Time to Change Standard of Care to Include Screening for Common Disease-Inducing Toxicants

Joseph Pizzorno
PMCID: PMC7219443  PMID: 32549838

Abstract

Foundational to the standard of care is diagnosis of overt disease as well as testing for early predictors of future disease. Obvious examples of the later include measurement of blood pressure and cholesterol. The time has come to add to this thinking early detection of the environmental causes of disease. Substantial research now shows that metal and chemical contamination of the environment has resulted in body loads of these toxicants at high enough levels to induce disease. The time has come to add screening for toxicant load to the standard of care.

Introduction

I have written many editorials on the substantial contribution of environmental toxins to disease burden (Is Mercury Toxicity an Epidemic? [8.1 & 8.2], Toxic Metal Elimination: We Need to Consider Oral, Not Just IV, Chelation [9.4], Persistent Organic Pollutants (POPs)—A Serious Clinical Concern [12.2], Is Mold Toxicity Really a Problem for Our Patients? Part I—Respiratory Conditions [15.2 & 15.3], Arsenic: The Underrecognized Common Disease-inducing Toxin [16.2], Particulate Matter is a Surprisingly Common Contributor to Disease [16.4], How to Practice Environmental Medicine [16.5], Toxin Exposure Reduction [16.6], Environmental Toxins and Infertility [17.2]). As I continue to dive into the research on the role of environmental toxins in inducing disease, the emerging picture is quite clear: environmental toxins have become the primary drivers of chronic disease. This leads to a clear mandate for all clinicians to help patients as soon as possible assess and reduce their toxic load and monitor as appropriate. (Note the use of the terms toxicant and toxin. Technically they are not interchangeable in the toxicology literature. Substances that cause adverse biological effects but are not produced by living organisms are defined as toxicants. As this journal is for clinicians, not research specialists, the commonly used term toxin is used to avoid unnecessary complexity.)

Lead

Lead plays a much bigger and more common role in disease than is currently recognized in the standard of care. A recent, substantial population-based study asserted that lead accounts for a stunning and worrisome 18.0% of all-cause mortality and 28.7 to 37.4% of cardiac mortality.1 The following figure from this study is quite compelling. Note that the current “safe” level of blood lead is 10 ug/dL. As can be clearly seen, this level is very strongly associated with substantial disease risk.

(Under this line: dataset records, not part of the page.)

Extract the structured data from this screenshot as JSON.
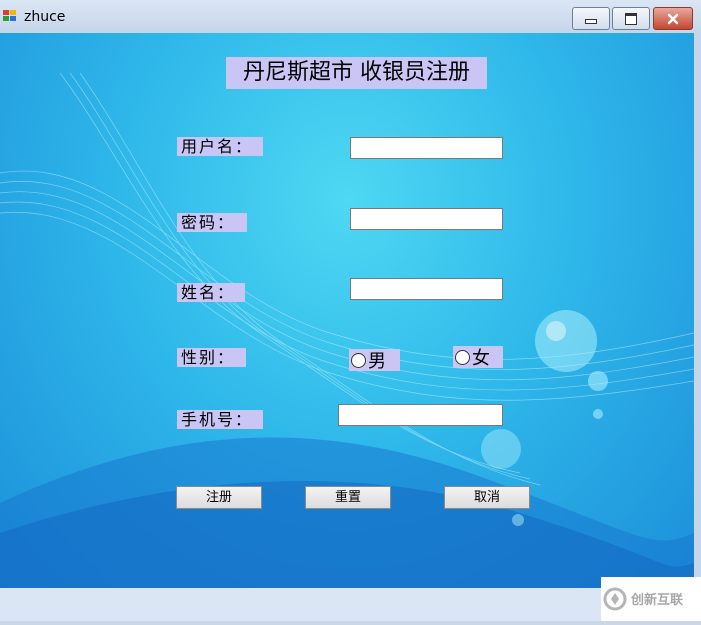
{
  "window": {
    "title": "zhuce"
  },
  "form": {
    "heading": "丹尼斯超市 收银员注册",
    "username_label": "用户名：",
    "password_label": "密码：",
    "name_label": "姓名：",
    "gender_label": "性别：",
    "phone_label": "手机号：",
    "username_value": "",
    "password_value": "",
    "name_value": "",
    "phone_value": "",
    "gender_options": [
      "男",
      "女"
    ]
  },
  "buttons": {
    "register": "注册",
    "reset": "重置",
    "cancel": "取消"
  },
  "watermark": {
    "brand": "创新互联"
  },
  "colors": {
    "label_bg": "#c9c6f5",
    "background": "#2fb8ea"
  }
}
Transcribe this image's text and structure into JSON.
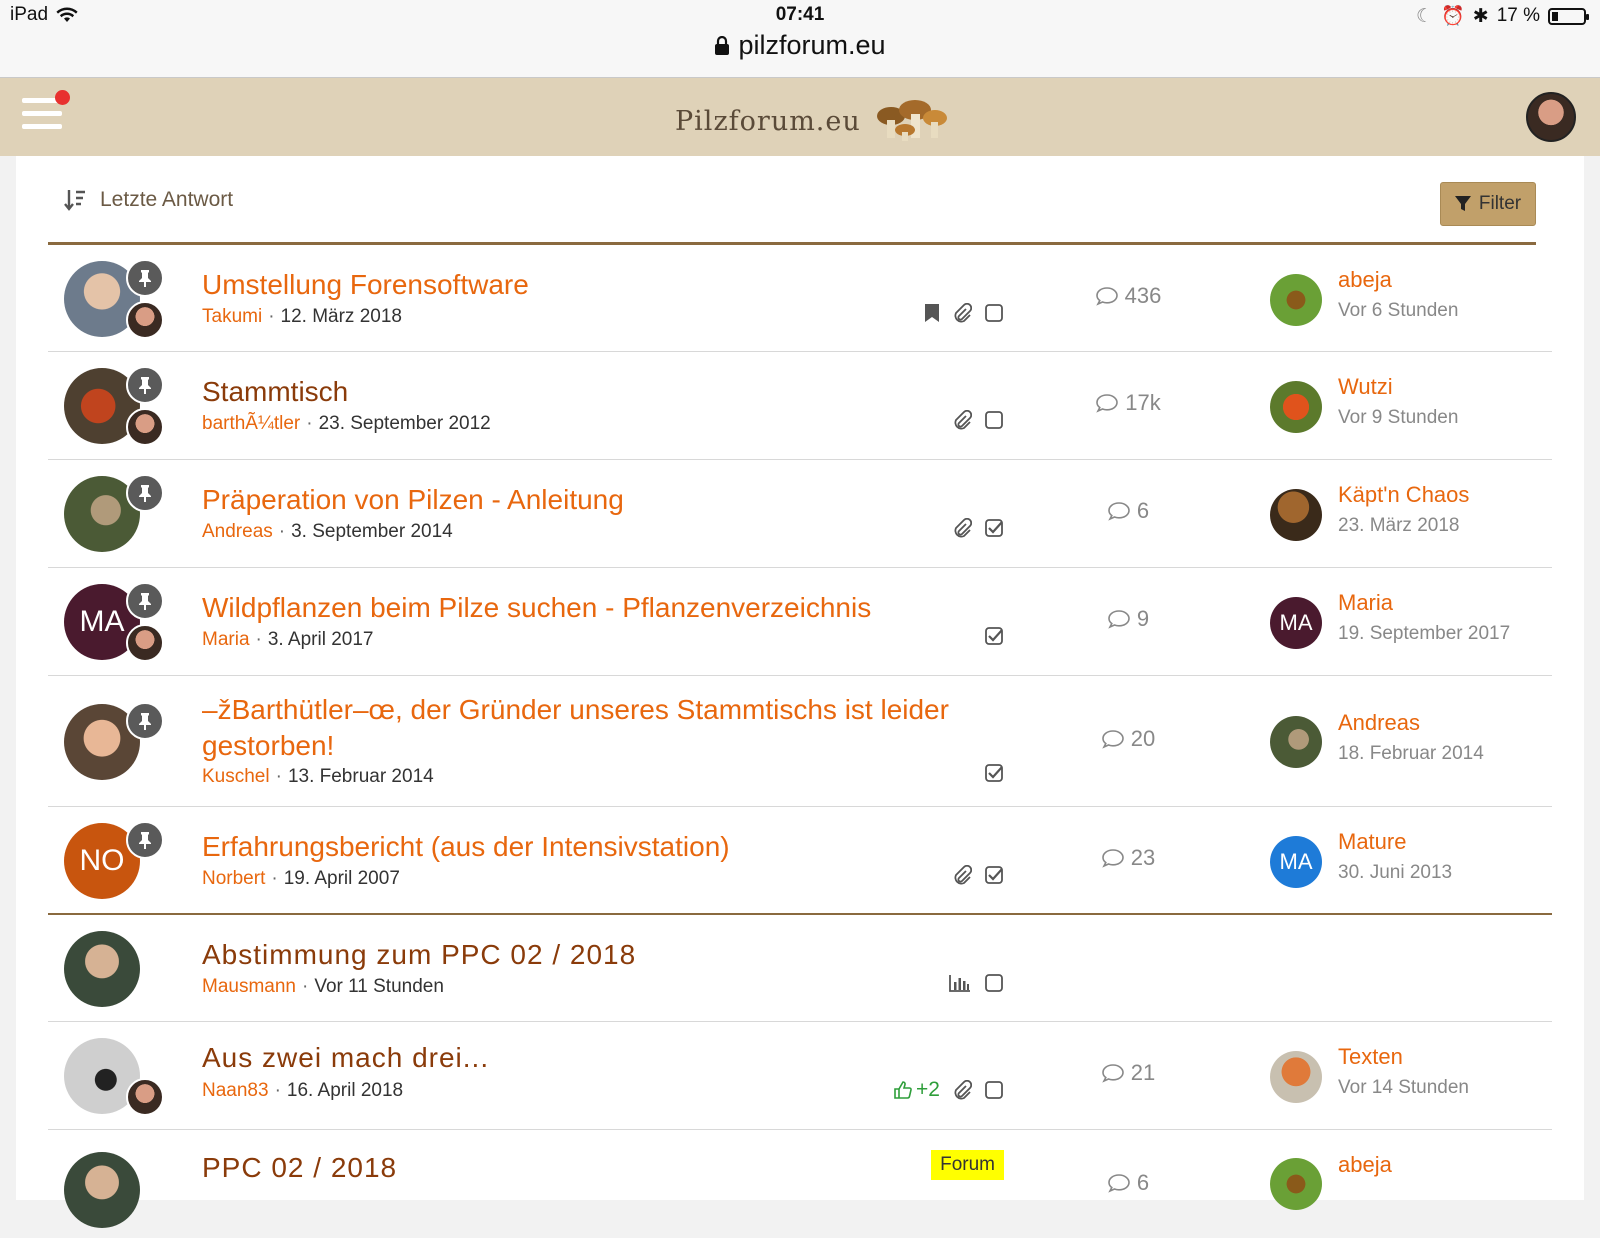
{
  "status": {
    "device": "iPad",
    "time": "07:41",
    "battery": "17 %",
    "url": "pilzforum.eu"
  },
  "site": {
    "logo_text": "Pilzforum.eu"
  },
  "toolbar": {
    "sort_label": "Letzte Antwort",
    "filter_label": "Filter"
  },
  "threads": [
    {
      "title": "Umstellung Forensoftware",
      "author": "Takumi",
      "date": "12. März 2018",
      "replies": "436",
      "last_author": "abeja",
      "last_time": "Vor 6 Stunden"
    },
    {
      "title": "Stammtisch",
      "author": "barthÃ¼tler",
      "date": "23. September 2012",
      "replies": "17k",
      "last_author": "Wutzi",
      "last_time": "Vor 9 Stunden"
    },
    {
      "title": "Präperation von Pilzen - Anleitung",
      "author": "Andreas",
      "date": "3. September 2014",
      "replies": "6",
      "last_author": "Käpt'n Chaos",
      "last_time": "23. März 2018"
    },
    {
      "title": "Wildpflanzen beim Pilze suchen - Pflanzenverzeichnis",
      "author": "Maria",
      "date": "3. April 2017",
      "replies": "9",
      "last_author": "Maria",
      "last_time": "19. September 2017",
      "initials": "MA",
      "last_initials": "MA"
    },
    {
      "title": "–žBarthütler–œ, der Gründer unseres Stammtischs ist leider gestorben!",
      "author": "Kuschel",
      "date": "13. Februar 2014",
      "replies": "20",
      "last_author": "Andreas",
      "last_time": "18. Februar 2014"
    },
    {
      "title": "Erfahrungsbericht (aus der Intensivstation)",
      "author": "Norbert",
      "date": "19. April 2007",
      "replies": "23",
      "last_author": "Mature",
      "last_time": "30. Juni 2013",
      "initials": "NO",
      "last_initials": "MA"
    },
    {
      "title": "Abstimmung zum PPC 02 / 2018",
      "author": "Mausmann",
      "date": "Vor 11 Stunden"
    },
    {
      "title": "Aus zwei mach drei...",
      "author": "Naan83",
      "date": "16. April 2018",
      "likes": "+2",
      "replies": "21",
      "last_author": "Texten",
      "last_time": "Vor 14 Stunden"
    },
    {
      "title": "PPC 02 / 2018",
      "badge": "Forum",
      "replies": "6",
      "last_author": "abeja"
    }
  ],
  "colors": {
    "accent": "#e8670e",
    "title_read": "#8a3b0a",
    "header_bg": "#dfd2b8",
    "filter_bg": "#c1a06a"
  }
}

The good news is that the public health elimination of most sources of lead has greatly decreased the level of lead in the general population. The bad news is that a significant portion of the population still suffers lead levels known to increase the risk of disease. The ugly is that a possible key reason for the dramatic increase in diagnosed disease around the age of andropause/menopause is the release of lead from bone as many in this age group are losing bone. The research looking at this possibility is limited, with the best being available on women. One study found that average lead levels in menopausal women is 39.0% higher (1.71 vs 1.23 ug/dL of blood) compared to menstruating women.2 An earlier study found that if taking estrogen, the increase in menopausal blood lead does not happen.3 The obvious assumption is that this was apparently due to the well-known bone protective effects of estrogen. Interestingly, women in the top quartile of bone lead go into menopause 1.2 years earlier than those in the lowest quartile.4

Since lead is a powerful neurotoxin, childhood lead exposure appears to be predictive of adult neurodegenerative disease.5 While the research cited in the article is mainly from cellular and animal research, there are enough human case reports to conclude this must be taken seriously.

Arsenic

Similar to lead, arsenic appears to cause a substantial portion of disease, especially several cancers. And, once again, the numbers are stunning. A comprehensive study of native Americans showed increased cancer risk within the supposedly safe levels of arsenic exposure—again, like lead. Comparing the top quintile to the lowest showed statistically significant hazard ratios of 1.14 for all cancer mortality, and 1.34 for liver, 1.56 for lung, and remarkable 2.46 for pancreatic and 3.30 for prostate cancers.6 Interestingly, arsenic appears protective from kidney cancer (HR 0.44) and lymphatic and hematopoietic cancers (HR 0.46). As can be seen in Figure 2, the relationship between arsenic levels and many cancers is dose-dependent. I must admit substantial curiosity why arsenic appears to impair hematological cancers.

Figure 2.

Figure 2.

Relationship Between Arsenic and Cancer6

Unfortunately, cancer is not the only disease strongly associated with arsenic. As discussed in editorial 16.2 Arsenic: The Underrecognized Common Disease-inducing Toxin co-authored with Walter Crinnion, ND, arsenic levels also show a dose-dependent correlation with peripheral neuropathy, cardiovascular disease, myocardial infarction, stroke, chronic obstructive pulmonary disease (COPD), gout, and diabetes.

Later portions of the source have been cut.